Regular Exercise Reduced Pain and Disability from Osteoarthritis of the Knee

Ettinger WH Jr, Burns R, Messier SP, et al. A randomized trial comparing aerobic exercise and resistance exercise with a health education program in older adults with knee osteoarthritis. The Fitness Arthritis and Seniors Trial (FAST). JAMA. 1997; 277:25-31.

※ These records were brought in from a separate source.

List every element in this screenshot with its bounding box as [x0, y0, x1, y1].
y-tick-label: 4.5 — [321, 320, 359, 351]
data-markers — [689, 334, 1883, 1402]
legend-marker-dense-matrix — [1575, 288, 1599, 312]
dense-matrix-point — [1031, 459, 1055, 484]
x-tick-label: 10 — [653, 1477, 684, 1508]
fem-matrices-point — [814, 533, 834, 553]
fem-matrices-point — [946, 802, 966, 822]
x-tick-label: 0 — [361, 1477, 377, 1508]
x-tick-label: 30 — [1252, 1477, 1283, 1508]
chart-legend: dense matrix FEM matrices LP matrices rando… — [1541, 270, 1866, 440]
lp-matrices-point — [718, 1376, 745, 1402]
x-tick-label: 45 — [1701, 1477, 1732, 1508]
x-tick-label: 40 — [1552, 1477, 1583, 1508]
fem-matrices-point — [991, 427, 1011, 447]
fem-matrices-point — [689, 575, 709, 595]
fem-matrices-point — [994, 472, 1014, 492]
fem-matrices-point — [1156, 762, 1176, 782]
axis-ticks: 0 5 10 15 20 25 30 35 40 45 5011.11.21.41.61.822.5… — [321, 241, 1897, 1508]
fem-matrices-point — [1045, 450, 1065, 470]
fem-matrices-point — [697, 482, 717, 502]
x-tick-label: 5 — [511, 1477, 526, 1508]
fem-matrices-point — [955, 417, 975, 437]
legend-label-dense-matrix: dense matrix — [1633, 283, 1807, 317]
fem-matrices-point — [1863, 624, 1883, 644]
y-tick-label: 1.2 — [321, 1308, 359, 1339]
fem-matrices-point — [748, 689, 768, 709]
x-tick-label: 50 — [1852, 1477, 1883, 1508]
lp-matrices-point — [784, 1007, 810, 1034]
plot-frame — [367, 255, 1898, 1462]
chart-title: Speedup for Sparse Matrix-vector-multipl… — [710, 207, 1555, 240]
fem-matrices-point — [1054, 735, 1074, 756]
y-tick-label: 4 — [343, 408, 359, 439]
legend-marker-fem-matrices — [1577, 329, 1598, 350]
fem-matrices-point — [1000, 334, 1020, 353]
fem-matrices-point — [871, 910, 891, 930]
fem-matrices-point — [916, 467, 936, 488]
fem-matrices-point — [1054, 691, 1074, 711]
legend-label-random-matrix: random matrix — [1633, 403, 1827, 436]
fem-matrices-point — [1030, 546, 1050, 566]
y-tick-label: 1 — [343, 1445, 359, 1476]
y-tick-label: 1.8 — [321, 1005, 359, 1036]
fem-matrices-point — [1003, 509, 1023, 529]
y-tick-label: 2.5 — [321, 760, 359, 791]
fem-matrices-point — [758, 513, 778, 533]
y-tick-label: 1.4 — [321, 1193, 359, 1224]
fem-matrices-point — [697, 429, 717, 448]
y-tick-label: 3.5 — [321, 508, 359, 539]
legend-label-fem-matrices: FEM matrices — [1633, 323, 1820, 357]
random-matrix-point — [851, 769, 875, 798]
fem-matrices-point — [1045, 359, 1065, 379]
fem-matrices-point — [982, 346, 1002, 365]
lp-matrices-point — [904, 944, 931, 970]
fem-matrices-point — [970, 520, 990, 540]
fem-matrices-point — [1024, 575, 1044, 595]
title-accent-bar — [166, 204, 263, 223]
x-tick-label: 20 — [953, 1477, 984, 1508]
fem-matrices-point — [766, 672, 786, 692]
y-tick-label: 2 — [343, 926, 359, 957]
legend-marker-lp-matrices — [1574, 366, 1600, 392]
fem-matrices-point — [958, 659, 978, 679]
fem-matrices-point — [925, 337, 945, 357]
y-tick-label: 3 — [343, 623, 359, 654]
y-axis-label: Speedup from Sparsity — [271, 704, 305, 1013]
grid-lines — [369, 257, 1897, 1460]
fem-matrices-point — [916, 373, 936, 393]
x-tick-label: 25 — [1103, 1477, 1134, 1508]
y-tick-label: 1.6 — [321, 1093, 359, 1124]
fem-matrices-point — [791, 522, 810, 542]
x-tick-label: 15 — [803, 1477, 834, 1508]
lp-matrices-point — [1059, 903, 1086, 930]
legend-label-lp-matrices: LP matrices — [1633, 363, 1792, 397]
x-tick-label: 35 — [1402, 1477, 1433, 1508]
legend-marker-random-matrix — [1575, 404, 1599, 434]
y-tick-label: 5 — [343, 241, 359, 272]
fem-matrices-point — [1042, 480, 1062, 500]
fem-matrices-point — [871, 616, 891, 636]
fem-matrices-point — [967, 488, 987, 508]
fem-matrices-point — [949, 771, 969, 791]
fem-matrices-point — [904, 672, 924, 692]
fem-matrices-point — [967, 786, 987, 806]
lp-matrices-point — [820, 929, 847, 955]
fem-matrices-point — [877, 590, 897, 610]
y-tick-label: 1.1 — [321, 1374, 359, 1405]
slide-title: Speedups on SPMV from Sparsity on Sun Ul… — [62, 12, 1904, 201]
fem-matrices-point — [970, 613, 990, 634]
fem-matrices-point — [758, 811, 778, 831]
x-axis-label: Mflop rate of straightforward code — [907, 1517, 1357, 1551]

Because short-term studies suggest that regular exercise helps to relieve symptoms of osteoarthritis of the knee, Ettinger and colleagues randomly assigned more than 400 patients to one of three measures—aerobic exercise, resistance exercise, or a health education program—for 18 months. Both exercise regimens led to modest improvement in joint pain and disability. Patients with osteoarthritis of the knee should be encouraged to walk regularly; they will probably feel better, and their pain will not worsen.

A Quinine-Like Drug Was Active against Idiopathic Muscle Cramps

Jensen PH, Veenhuizen KC, Wesseling AI, et al. Randomised controlled trial of hydroquinine in muscle cramps. Lancet. 1997; 349:528-32.

In this blinded, placebo-controlled trial, Jensen and colleagues sought to determine whether the quinine-like drug hydroquinine, given in a dosage of 300 mg/d for 2 weeks, is an effective treatment for muscle cramps of unknown origin (including nighttime cramps). Muscle cramps were reduced by 50% in two thirds of patients given the active drug and only one fifth of placebo recipients. The response continued during a 2-week washout period. This was a small-scale and short-term study, and it may have missed potential side effects. Nevertheless, a trial of hydroquinine may be worthwhile in patients who frequently experience this distressing symptom.